Очевидно, в наиболее полноводный период водоем составлял двести пятьдесят метров в длину и тридцать четыре в ширину, – записывает он в дневнике. – На южной стороне дюн, на загипсованной почве, нашли неглубокий колодец, наполовину засыпанный песком, который может оказаться одним из питающих озеро источников. Вода соленая: сульфат магния, смешанный с кальцием и обычной солью. В центре впадины, рядом с углублением, усеянным соляными кристаллами, нашли еще один маленький источник с менее соленой водой, но никаких признаков пресной воды нет.
Когда моторы набирают обороты и машины трогаются, гребни дюн начинают сиять всеми красками восходящего солнца – пока еще тусклого красного диска. Несколько часов едут по плоской serir [47] с потрескавшейся землей и небольшими рытвинами, едут очень медленно, чтобы не повредить шины. К полудню жара становится такой, что до металлических частей машин невозможно дотронуться. По мере продвижения почва становится более мягкой, и за ними тянется шлейф из сверкающих, словно крупицы золота, пылинок.
К вечеру добираются до селения Такхит: маленькие куполообразные хижины, шалаши из пальмовых листьев, лучи солнца, пронзающие облака, которые, спускаясь на землю, превращаются в козьи стада. Несколько ребятишек выкладывают из верблюжьего навоза какие-то квадратики, напоминающие таблицу. Исмаил и Умбарак идут впереди группы под любопытными взглядами жителей. Немного спустя все члены экспедиции уже сидят в кружок, босые, вместе с местными мужчинами под навесом одной из палаток. Главный среди них, старик с седой бородой, с величайшей осторожностью набивает гашишем маленькую трубку без мундштука, вырезанную из какого-то мягкого камня, разжигает ее при помощи кремня, делает три глубокие затяжки и передает сидящему слева Гарсесу.
– Какие новости вы привезли? – спрашивает старик.

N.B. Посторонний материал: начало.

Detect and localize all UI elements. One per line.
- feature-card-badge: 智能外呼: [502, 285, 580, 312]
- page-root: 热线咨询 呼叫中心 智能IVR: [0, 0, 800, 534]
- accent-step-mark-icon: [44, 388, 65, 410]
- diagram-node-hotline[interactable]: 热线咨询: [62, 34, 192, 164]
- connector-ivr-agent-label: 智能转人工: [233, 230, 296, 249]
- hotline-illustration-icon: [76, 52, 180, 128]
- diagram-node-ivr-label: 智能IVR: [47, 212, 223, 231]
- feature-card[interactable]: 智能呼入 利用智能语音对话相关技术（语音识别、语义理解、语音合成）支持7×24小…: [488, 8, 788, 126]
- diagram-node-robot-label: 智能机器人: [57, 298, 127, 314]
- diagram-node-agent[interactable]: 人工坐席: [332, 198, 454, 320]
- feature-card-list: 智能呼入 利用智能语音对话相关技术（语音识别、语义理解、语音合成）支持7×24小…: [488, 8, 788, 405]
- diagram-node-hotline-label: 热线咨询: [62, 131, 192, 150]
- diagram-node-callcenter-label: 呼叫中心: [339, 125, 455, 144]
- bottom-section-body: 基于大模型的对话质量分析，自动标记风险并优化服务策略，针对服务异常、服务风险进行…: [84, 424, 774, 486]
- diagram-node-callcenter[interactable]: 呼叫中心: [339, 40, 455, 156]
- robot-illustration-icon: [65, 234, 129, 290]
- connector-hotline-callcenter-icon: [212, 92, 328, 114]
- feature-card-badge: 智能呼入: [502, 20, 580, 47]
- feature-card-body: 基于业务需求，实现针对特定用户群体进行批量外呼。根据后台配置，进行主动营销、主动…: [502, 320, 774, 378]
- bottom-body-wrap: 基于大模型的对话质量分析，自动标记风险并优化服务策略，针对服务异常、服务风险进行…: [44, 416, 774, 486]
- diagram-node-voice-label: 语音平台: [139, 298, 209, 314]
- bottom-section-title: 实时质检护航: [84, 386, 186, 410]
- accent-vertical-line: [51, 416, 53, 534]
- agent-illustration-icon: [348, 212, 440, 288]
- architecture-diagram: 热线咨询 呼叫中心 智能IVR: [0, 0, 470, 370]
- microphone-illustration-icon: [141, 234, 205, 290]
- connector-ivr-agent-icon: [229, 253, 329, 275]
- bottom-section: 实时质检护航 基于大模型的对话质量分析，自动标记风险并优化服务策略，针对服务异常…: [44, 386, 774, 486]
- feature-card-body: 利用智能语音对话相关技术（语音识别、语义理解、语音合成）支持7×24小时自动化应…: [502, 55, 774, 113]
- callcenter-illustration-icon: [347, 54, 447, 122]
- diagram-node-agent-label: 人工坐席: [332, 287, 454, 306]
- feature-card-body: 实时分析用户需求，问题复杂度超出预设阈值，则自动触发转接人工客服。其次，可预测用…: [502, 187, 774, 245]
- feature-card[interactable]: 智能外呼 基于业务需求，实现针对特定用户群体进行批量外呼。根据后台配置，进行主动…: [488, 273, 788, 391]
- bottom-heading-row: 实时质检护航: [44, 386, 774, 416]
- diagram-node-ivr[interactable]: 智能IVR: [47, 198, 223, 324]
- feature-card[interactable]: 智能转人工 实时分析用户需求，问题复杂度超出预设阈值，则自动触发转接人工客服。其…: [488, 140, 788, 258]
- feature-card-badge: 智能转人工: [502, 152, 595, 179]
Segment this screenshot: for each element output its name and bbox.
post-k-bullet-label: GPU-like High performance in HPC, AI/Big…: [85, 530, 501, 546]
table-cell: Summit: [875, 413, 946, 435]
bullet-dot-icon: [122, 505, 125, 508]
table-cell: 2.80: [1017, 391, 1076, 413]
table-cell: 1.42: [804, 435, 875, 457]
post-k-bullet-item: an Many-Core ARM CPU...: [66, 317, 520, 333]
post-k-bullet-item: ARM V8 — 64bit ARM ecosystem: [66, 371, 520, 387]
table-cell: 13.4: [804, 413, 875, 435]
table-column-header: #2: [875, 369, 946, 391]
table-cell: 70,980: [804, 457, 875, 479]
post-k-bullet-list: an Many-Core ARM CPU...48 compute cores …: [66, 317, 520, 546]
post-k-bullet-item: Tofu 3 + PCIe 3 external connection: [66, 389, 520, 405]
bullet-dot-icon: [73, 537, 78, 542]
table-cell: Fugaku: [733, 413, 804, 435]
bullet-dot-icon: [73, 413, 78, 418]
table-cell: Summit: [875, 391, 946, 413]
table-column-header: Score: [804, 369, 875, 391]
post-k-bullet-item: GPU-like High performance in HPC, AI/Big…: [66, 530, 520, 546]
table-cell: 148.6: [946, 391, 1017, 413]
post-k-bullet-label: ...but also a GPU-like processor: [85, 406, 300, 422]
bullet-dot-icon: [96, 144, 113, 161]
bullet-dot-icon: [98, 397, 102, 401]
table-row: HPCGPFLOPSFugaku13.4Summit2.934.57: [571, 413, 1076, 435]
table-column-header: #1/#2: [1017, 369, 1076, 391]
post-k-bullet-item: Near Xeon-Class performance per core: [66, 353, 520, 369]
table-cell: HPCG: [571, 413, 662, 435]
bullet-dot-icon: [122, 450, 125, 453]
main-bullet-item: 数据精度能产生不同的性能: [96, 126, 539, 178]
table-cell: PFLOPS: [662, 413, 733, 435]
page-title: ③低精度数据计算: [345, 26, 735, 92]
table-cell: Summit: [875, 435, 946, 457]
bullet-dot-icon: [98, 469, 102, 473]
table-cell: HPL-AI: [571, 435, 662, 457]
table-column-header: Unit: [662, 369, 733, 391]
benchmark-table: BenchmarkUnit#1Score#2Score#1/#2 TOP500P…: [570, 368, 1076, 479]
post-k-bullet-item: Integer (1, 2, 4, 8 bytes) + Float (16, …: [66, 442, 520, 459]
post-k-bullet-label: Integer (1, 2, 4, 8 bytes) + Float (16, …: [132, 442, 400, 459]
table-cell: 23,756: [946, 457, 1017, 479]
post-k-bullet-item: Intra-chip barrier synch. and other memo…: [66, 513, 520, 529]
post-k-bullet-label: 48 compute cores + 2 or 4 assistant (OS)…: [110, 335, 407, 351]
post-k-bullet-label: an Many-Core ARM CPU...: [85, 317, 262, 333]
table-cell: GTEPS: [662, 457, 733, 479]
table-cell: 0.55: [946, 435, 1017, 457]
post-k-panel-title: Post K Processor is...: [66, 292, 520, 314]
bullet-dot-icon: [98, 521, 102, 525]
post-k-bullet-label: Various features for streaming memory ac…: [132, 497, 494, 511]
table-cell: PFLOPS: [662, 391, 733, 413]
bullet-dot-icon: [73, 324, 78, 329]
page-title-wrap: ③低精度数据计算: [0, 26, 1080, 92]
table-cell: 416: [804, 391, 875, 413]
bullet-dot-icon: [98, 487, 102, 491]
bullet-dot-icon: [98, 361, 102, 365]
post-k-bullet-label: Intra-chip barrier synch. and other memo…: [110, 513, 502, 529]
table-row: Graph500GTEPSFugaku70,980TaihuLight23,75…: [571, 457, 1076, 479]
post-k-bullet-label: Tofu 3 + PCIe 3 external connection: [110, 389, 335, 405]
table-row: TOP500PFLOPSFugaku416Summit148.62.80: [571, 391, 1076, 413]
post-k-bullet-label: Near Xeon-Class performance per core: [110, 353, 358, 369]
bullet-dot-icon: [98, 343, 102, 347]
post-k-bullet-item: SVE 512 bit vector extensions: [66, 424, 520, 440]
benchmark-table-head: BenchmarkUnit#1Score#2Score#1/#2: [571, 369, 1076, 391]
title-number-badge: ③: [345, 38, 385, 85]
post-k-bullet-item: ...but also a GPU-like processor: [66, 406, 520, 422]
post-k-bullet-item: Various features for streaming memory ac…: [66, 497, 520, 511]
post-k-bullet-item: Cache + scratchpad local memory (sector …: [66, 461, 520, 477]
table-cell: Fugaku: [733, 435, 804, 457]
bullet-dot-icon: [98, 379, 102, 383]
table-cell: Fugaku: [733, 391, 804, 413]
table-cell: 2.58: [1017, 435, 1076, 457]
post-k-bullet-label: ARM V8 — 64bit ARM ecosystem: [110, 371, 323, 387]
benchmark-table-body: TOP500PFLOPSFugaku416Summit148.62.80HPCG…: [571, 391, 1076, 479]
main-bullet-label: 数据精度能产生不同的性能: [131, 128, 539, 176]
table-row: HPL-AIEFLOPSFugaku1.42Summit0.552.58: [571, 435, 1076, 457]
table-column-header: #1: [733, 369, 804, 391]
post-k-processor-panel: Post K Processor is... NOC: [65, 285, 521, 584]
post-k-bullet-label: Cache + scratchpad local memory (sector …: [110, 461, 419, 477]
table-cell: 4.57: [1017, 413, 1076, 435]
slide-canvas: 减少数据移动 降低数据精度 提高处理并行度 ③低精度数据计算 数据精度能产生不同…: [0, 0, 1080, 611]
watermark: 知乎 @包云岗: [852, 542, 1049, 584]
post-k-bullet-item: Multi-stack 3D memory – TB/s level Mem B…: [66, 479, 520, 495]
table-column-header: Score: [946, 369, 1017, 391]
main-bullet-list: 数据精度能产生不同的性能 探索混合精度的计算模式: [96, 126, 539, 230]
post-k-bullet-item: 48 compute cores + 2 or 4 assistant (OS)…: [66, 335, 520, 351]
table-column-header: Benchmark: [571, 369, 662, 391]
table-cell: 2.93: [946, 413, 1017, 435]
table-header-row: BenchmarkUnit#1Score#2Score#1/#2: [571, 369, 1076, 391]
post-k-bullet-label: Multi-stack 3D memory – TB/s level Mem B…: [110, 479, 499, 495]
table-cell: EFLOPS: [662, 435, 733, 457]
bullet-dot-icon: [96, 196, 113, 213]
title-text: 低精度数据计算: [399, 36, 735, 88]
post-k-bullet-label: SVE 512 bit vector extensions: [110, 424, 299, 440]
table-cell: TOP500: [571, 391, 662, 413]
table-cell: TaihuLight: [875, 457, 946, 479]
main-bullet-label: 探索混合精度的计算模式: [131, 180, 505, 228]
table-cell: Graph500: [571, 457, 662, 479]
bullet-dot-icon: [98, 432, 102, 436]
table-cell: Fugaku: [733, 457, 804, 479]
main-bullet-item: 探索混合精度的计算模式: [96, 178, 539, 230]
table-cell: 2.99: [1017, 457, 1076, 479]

– Хорошие, – отвечает Исмаил.
Любой разговор с любым приезжим всегда начинается именно так – зачин неизменен, как литания.
– Земля дряхлеет и исчезает, как дым. Корма нет, да и чтобы напоить верблюдов, приходится ходить очень далеко.
Исмаил торжественно переводит на испанский слова старейшины, а потом по-арабски говорит, что по пути из Ийиля они не видели ни следов меди или бронзы, ни соли на дюнах, ни вспышек на небе. Это означает, что пастбища нужно искать в другом направлении.
Выслушав его, старик рассказывает о приключившемся четыре месяца назад нападении бандитов на торговый караван.
– Вам повезло, что вы остались живы, – говорит он. – Если бы люди Аль-Мукаллы повстречались с вами в песках, не задумываясь убили бы.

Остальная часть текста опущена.